Their deadline? Last Wednesday.
All but a handful complied with the directive, abandoning the prospect of modern computer technology for one in which voters fill in ovals on paper. The ballots are saved, thus providing paper backup.
Yet, as the deadline approached, five counties resisted. After a more careful analysis, Attorney General Jim Petro opened the door for the boards to choose electronic touch screens. Petro concluded that Blackwell had exceeded his authority. Two counties, Franklin and Portage, where electronic voting is in use, won court orders blocking Blackwell's order.

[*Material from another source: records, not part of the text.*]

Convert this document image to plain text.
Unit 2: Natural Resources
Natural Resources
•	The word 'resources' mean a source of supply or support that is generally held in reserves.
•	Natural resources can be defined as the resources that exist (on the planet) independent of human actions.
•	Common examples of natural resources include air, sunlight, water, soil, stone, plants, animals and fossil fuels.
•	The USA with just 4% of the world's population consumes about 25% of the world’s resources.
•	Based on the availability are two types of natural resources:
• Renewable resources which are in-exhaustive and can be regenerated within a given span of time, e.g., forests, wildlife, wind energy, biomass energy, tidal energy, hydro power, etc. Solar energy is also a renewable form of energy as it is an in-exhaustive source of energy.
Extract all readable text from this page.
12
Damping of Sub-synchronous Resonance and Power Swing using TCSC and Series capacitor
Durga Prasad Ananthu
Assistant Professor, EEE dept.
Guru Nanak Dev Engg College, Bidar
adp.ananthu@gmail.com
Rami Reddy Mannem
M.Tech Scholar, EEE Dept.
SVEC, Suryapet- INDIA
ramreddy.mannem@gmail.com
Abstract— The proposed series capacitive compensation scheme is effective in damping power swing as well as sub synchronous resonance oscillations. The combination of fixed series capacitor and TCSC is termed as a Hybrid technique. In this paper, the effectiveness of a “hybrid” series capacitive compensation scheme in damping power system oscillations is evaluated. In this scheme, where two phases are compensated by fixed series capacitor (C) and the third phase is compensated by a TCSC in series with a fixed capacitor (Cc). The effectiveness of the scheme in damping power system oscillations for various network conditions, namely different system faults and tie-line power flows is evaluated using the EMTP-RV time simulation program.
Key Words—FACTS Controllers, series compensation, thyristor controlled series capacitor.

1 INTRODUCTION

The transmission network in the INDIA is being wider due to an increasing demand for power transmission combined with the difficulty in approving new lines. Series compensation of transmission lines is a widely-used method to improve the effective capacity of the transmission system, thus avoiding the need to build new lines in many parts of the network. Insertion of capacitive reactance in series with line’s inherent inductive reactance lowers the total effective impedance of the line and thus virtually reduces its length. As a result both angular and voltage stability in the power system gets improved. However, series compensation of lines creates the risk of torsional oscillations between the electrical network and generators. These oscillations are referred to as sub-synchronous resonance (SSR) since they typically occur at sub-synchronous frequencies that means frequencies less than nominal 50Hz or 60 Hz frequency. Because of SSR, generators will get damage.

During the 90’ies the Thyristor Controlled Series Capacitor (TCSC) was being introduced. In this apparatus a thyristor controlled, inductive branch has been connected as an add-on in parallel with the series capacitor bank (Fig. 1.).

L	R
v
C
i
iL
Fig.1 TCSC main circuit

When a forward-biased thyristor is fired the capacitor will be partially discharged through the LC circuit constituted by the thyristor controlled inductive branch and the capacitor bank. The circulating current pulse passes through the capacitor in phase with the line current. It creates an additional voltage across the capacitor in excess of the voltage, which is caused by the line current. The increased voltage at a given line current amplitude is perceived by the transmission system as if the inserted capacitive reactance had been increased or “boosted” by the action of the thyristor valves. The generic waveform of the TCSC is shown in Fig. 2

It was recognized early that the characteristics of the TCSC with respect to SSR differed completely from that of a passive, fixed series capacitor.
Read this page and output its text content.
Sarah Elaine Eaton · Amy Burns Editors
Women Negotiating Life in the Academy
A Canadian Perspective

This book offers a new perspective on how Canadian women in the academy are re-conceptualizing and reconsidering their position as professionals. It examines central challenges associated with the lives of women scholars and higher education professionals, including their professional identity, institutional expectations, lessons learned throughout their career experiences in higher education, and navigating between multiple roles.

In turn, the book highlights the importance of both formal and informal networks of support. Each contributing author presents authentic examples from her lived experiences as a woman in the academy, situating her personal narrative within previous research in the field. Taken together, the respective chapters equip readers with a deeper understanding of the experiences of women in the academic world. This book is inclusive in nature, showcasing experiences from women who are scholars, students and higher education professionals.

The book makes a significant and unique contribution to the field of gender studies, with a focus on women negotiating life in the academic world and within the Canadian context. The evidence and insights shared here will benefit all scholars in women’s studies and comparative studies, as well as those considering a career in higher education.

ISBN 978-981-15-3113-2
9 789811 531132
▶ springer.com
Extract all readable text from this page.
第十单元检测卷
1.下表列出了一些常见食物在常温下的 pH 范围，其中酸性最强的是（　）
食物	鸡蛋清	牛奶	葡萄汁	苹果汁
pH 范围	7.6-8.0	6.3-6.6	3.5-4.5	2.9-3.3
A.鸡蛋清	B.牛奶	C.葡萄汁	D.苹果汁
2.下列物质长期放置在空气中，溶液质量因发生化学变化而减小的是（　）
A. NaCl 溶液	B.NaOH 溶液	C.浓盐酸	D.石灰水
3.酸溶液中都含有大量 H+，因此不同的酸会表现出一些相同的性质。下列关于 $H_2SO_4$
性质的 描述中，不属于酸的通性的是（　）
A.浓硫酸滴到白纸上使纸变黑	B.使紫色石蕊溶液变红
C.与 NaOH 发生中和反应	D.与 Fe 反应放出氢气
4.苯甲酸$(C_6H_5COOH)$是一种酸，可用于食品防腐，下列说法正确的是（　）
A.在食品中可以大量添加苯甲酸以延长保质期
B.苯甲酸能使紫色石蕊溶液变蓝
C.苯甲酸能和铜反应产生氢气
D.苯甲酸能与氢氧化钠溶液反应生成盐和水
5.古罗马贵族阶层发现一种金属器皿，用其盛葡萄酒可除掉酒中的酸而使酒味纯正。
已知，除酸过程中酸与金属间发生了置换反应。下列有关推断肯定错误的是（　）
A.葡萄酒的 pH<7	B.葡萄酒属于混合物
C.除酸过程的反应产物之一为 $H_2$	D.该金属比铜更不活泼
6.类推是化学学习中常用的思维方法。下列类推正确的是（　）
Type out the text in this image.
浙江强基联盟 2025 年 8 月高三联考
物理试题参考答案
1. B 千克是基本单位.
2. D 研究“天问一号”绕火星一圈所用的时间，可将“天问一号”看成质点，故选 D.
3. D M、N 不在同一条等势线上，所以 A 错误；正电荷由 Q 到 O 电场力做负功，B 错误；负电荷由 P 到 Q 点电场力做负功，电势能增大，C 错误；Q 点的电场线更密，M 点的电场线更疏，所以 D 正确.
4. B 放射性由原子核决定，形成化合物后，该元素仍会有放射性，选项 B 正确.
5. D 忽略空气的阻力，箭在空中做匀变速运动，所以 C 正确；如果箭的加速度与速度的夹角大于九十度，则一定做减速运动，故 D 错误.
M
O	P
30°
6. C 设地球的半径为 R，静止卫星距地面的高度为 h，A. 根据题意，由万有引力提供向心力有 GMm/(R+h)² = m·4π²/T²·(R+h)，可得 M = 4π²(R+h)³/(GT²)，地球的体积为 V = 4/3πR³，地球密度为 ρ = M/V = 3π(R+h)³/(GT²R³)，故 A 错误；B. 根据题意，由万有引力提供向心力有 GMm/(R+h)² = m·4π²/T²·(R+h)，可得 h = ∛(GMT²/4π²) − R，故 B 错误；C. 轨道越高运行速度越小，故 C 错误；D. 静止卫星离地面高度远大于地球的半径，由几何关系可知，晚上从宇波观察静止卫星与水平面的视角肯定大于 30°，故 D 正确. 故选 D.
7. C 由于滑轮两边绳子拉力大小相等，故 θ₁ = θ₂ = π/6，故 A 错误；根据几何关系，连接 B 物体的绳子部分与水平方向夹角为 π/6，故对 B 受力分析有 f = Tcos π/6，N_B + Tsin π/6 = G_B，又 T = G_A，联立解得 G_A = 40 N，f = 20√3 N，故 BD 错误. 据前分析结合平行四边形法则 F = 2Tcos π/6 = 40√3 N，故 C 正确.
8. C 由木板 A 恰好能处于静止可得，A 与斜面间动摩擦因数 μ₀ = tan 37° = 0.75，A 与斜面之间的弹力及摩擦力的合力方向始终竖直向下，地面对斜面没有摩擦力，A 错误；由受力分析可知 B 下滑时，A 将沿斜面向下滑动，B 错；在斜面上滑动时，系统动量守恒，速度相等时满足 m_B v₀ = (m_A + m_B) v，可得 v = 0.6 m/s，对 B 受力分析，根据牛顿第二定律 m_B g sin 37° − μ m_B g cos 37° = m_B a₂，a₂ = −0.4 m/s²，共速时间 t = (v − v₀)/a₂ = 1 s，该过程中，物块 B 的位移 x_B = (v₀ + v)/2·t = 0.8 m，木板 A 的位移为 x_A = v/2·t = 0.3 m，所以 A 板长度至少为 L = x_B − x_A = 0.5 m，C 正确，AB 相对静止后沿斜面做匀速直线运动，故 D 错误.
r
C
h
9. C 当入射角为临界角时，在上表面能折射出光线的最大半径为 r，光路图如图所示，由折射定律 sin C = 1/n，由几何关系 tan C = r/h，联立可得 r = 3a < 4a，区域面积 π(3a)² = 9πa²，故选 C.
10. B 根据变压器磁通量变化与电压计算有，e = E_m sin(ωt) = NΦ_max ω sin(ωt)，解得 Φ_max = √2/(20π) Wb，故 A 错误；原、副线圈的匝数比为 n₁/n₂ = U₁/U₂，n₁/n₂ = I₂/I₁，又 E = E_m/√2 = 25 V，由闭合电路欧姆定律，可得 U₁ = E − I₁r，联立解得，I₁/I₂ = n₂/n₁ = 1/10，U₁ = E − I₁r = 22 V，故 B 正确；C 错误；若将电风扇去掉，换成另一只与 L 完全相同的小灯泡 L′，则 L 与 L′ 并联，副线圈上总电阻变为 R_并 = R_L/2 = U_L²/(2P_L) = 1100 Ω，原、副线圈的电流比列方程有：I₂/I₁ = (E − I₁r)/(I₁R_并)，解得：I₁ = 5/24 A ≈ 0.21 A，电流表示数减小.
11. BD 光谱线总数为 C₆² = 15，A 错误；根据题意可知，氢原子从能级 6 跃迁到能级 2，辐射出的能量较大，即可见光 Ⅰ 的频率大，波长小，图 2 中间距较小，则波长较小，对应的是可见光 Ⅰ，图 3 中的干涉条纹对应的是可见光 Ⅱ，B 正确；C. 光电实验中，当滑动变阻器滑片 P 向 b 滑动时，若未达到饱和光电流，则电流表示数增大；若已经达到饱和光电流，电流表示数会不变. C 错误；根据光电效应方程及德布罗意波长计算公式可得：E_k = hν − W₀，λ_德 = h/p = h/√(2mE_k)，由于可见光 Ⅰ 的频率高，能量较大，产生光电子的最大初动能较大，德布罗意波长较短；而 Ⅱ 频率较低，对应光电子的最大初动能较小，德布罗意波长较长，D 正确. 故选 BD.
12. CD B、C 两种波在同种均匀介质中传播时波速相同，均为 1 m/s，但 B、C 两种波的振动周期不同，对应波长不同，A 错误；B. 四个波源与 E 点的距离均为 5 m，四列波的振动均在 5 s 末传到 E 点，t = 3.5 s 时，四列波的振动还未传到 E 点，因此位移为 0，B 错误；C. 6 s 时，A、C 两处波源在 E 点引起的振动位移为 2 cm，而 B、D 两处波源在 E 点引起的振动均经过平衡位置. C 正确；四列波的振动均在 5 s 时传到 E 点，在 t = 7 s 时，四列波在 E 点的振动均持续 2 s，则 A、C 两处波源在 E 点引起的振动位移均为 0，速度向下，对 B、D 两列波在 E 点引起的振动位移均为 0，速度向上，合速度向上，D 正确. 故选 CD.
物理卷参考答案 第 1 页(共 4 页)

Blackwell snapped that his rival for the Republican nomination for governor in 2006 traded in mere opinion, that he, Blackwell, had the final word regarding compliance with federal voting law. Yet Petro recognized the essential point Blackwell made in defending the integrity of November's presidential vote: Ohio's election system is highly decentralized, with bipartisan local boards given wide powers. In this situation, Petro noted, county boards ultimately buy voting equipment, not the secretary of state.
Boards that wish to keep electronic voting or those that would like to skip optical scanning, clearly a stop-gap technology, should be allowed to do so. They will have to find the money and a system that produces a paper trail, neither easy. Still, Kenneth Blackwell should not stand in their way.